La sua arte diventa immaginazione, libera interpretazione, gesti che si
susseguono in movimenti tanto repentini quanto assoluti e che, come tali, non
possono essere né catalogati né descritti seguendo tipologie e metodologie
pittoriche da Storia dell’Arte.
Sviluppa l’incisione e arriva a scandagliare la “medaglistica”.
Plasma l’oro e l’argento, li lavora in lamine quasi fossero bassorilievi e dando
a ogni pezzo la particolarità della unicità. Amadio è l’artista dell’”uno per
sempre”, perché ogni segno, ogni pennellata, ogni spatolata è un momento unico
e irripetibile come le sue opere nella loro interezza e nella loro complessità.
Ad Ascoli Piceno apre il suo atelier in uno dei luoghi storici più prestigiosi
della città, Palazzo Malaspina, e fonda nel 1975 l’associazione “La Sfinge
Malaspina”, che diventa il motore propulsivo di una serie di importanti eventi
artistici a livello nazionale ed internazionale.
Continua, sempre per ragioni economiche e di sostegno alla famiglia, a
lavorare anche in altri settori fino a diventare il capo di un’industria
manifatturiera nella quale opererà fino al 1976, anno in cui decide che l’arte,
intesa come pittura, scultura, grafica e incisione sarà la sua vita.
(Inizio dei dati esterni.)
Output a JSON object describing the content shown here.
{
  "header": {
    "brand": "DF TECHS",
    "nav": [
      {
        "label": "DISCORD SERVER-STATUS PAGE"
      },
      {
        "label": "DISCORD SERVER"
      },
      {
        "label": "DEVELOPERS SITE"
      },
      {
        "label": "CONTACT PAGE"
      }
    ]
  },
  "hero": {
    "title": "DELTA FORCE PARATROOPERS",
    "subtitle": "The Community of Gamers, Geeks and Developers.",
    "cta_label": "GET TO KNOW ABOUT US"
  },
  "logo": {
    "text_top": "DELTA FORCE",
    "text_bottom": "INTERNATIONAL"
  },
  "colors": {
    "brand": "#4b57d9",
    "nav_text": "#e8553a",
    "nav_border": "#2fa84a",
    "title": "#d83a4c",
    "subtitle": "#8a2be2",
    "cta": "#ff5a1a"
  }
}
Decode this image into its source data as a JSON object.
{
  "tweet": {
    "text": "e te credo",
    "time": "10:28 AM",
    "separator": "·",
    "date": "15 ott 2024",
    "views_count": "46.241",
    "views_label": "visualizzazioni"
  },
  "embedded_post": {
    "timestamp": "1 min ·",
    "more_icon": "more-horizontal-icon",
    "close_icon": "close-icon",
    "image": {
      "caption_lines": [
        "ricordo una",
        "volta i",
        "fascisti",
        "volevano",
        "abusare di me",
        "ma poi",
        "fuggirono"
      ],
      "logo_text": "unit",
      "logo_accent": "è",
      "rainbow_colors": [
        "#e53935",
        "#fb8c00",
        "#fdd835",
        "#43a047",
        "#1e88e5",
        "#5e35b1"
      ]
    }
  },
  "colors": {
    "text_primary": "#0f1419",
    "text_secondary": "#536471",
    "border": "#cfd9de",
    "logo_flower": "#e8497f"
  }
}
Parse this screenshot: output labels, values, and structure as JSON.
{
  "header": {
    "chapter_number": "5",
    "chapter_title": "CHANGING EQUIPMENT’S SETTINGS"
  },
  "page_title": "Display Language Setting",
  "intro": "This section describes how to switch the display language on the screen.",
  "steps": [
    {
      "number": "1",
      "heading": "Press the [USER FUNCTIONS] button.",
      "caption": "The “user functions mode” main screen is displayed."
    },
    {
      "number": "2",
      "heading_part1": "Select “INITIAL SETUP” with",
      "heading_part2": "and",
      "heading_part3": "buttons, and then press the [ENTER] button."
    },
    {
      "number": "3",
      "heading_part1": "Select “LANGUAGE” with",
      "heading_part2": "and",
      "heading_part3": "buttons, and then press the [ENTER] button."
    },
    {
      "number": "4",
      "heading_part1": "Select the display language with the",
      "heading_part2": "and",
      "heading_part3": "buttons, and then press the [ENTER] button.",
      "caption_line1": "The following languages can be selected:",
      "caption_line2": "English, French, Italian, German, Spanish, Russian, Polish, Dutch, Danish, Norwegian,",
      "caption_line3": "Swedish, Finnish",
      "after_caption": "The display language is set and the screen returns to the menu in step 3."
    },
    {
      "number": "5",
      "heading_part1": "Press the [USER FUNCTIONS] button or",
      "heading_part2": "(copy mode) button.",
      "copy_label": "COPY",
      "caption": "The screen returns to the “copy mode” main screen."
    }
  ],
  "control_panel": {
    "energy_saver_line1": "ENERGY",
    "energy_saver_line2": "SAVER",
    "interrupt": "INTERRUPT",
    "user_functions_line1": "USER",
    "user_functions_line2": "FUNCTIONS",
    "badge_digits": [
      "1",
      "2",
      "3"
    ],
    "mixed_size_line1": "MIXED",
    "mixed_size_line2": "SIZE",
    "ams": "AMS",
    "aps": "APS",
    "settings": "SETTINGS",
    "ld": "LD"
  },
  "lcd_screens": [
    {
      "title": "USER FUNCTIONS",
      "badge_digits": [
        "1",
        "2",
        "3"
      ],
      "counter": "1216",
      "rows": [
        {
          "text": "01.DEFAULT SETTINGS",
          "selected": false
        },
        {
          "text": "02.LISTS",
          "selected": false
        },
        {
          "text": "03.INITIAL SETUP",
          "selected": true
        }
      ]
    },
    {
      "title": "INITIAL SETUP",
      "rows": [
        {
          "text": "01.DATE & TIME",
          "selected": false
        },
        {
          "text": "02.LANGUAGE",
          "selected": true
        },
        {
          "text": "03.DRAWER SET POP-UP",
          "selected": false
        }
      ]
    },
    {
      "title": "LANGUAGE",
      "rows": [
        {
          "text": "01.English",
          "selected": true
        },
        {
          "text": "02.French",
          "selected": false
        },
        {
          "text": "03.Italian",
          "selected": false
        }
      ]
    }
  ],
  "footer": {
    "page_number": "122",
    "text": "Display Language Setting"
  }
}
Torna a girare l’Europa e saranno anni nei quali le opere di Vittorio
Amadio viaggiano in Francia, in Spagna, in Germania, in Olanda, in Svezia, in
Austria, in Ucraina, in Bielorussia e
ovviamente in Italia dove le sue opere vengono acquistate dai musei e invitate
a collettive e personali sempre più prestigiose. Nel 1994 inizia a lavorare la
ceramica che usa per le realizzazioni più diverse, colorandola o presentandola
in monocromie che hanno un successo immediato. Si lancia nella produzione di
oggettistica d’arte che rappresenta l’applicazione “utile” delle sue creazioni.
Poi arriva il cartone, e i “dolmen” colorati (di quasi tre metri di altezza)
iniziano a formare un bosco incantato che non si trova in nessuna parte del
mondo se non nel suo studio presso il museo Arte On. Vittorio Amadio viene
chiamato anche ad insegnare, si ritrova quindi maestro di incisione
calcografica e serigrafia nel “Villaggio del Fanciullo” di Ascoli Piceno.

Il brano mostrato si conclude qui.